Purpose : Several lines of evidence, including human genetics, animal models, and recent clinical trial results, implicate complement system dysregulation in the pathogenesis of AMD. Published preclinical studies demonstrated the potential benefit of complement inhibition, at various points in the pathway, in rodent models of neovascular AMD. However, despite the central role of complement factor C3 (C3) in the activation of complement cascade, pharmacological intervention to inhibit C3 in these models remains largely unexplored. The goal of this study was to examine the effects of pharmacological and genetic inhibition of C3 in a rodent choroidal neovascularization (CNV) model.

Methods : We used an image-guided laser-induced CNV model in C57BL/6 wild type and C3^-/- mice (JAX Stock #32042, backcrossed to C57BL/6 mice). Pharmacological inhibition of C3 was achieved by intravitreal (IVT) administration of an inhibitory anti-mouse C3 antibody one day prior to laser treatment. Seven days after laser was used to rupture Bruch’s membrane and induce CNV, vascular leakage was quantified by fluorescein angiography (FA) and CNV lesion size measured in eyecup flat-mounts stained with isolectin B4.

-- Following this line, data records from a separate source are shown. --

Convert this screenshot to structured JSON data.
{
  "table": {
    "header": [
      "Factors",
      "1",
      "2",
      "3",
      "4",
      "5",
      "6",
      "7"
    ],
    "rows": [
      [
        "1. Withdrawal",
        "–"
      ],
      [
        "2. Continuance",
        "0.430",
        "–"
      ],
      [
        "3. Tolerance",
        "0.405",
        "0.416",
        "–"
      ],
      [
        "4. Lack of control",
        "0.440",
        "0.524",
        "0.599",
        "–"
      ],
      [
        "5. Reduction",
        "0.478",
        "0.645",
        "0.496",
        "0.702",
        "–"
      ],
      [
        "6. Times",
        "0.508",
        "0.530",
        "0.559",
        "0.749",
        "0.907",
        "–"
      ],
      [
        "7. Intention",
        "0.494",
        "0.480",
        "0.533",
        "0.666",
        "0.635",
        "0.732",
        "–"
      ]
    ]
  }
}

Results : Genetic ablation and pharmacological inhibition of C3 resulted in improved phenotypes in laser-induced CNV models. Specifically, CNV leakage was reduced by 52% in C3^-/- mice compared to wild-type control mice. Comparable results (38% reduction) were achieved with a single IVT injection of an anti-C3 inhibitory antibody. Reduction in CNV lesion size failed to reach statistical significance in these studies.

Conclusions : We demonstrate that C3 deficiency/inhibition reduces vascular leakage in the rodent laser-induced CNV model, suggesting the therapeutic potential for C3 inhibition for neovascular AMD. We continue to investigate the mechanism through which complement inhibition affects the progression of angiogenesis in response to acute injury.

This is a 2020 ARVO Annual Meeting abstract.